Die Gründung von Seemannsheimen
Viel wichtiger, besonders in Hafenstädten, war jedoch die Errichtung von Seemannsheimen. Gerade in Hafenstädten waren, wie schon betont wurde, die Versorgungsprobleme von Alleinstehenden und Durchreisenden am größten. Der Seehandel was damals arbeitsintensiv, die Zahl der Seeleute in jedem Anlaufhafen obwohl saisonbedingt war beträchtlich, die Zeit an Land war in verschiedenen Fällen ziemlich ausgedehnt und die Kaufkraft der Seemänner, besonders nach einer langen Reise, war ohne Zweifel bedeutend. Die meisten Häfen hatte ein sogenanntes Sailortown', das als ein Zentrum für das Leben am Land diente. In Baltimore war ›The Block‹ bei allen Seeleuten weltweit bekannt. St. Pauli war, zumindest bis 1939, one great web of predatory spiders' mit zahlreichen Biergärten, Tanzhallen und Kneipen. Liverpool konnte fast auf jeder Straße einen Gin-Palast oder eine Kneipe anbieten und die Trinkmöglichkeiten – watering holes' – und Badeanstalten in Yokohama waren bei ausländischen Seemännern sehr beliebt.

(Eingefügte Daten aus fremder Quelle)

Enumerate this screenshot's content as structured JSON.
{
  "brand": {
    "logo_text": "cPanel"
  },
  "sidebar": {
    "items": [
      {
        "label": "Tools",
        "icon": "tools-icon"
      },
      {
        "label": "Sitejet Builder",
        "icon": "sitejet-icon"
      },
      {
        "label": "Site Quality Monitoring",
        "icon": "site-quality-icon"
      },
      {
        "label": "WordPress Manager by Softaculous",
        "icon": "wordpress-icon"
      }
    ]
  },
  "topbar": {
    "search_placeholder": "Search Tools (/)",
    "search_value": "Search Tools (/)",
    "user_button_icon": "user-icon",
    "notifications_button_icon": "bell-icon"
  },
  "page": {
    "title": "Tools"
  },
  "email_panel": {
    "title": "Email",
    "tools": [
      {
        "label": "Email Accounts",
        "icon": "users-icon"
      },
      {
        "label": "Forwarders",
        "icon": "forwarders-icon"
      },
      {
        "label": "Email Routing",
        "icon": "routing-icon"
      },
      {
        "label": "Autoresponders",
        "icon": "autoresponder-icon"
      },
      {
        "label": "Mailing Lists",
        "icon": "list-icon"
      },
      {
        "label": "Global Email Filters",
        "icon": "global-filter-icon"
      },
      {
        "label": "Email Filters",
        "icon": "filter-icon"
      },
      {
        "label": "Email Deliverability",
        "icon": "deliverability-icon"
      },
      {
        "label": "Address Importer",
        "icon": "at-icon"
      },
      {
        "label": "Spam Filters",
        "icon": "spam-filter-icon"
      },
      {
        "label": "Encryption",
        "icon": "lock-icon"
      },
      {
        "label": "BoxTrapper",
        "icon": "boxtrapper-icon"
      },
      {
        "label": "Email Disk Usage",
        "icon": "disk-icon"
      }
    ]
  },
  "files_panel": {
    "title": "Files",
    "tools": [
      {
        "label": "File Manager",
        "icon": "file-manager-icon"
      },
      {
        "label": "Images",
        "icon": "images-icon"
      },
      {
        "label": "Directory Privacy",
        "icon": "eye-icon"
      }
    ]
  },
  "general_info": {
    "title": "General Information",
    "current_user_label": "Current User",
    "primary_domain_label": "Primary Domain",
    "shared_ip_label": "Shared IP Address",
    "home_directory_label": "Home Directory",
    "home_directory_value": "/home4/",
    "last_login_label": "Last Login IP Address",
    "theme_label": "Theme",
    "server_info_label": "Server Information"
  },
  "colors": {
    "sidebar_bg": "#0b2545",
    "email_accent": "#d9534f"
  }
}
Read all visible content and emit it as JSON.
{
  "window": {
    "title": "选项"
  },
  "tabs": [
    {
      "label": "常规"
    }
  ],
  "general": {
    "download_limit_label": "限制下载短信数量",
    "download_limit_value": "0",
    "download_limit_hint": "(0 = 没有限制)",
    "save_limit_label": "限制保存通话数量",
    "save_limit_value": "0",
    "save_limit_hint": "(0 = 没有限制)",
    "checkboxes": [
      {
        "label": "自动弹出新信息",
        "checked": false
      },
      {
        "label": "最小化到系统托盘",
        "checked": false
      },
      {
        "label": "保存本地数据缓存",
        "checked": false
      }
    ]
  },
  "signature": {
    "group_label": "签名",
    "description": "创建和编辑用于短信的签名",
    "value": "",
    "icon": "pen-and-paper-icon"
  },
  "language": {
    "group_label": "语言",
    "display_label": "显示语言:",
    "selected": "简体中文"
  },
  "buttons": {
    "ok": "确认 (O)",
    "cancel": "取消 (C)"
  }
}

Schon am Anfang des 19. Jahrhunderts wurden die ersten Versuche unternommen, sowohl in den USA, als auch in England, billige und gesicherte Übernachtungsmöglichkeiten für Seeleute anzubieten. Die allgemeine Entwicklung von Versorgungsmaßnahmen für Seemänner ist wohl bekannt, aber einige Punkte sind dennoch bemerkenswert. Erstens war die Ausdehnung von Seemannshäusern im Laufe des 19. und 20. Jahrhunderts imponierend, obwohl zeit- und länderspezifisch differenziert. In London zum Beispiel, wurde das erste Seemannsheim schon 1835 gegründet. Aber im Laufe der Zeit stieg das Angebot der berufsspezifischen Übernachtungsmöglichkeiten erheblich mit der Etablierung von neuen Seemannsheimen in anderen Teilen des ausgedehnten Hafengebietes wie in Poplar, Well Street (ursprünglich 1835 geöffnet unter der Leitung der Methodist Mariners' Church) und Lime House, wo der Palast der Seeleute' von Seiten der Britischen und Ausländischen Seefahrergesellschaft geleitet wurde.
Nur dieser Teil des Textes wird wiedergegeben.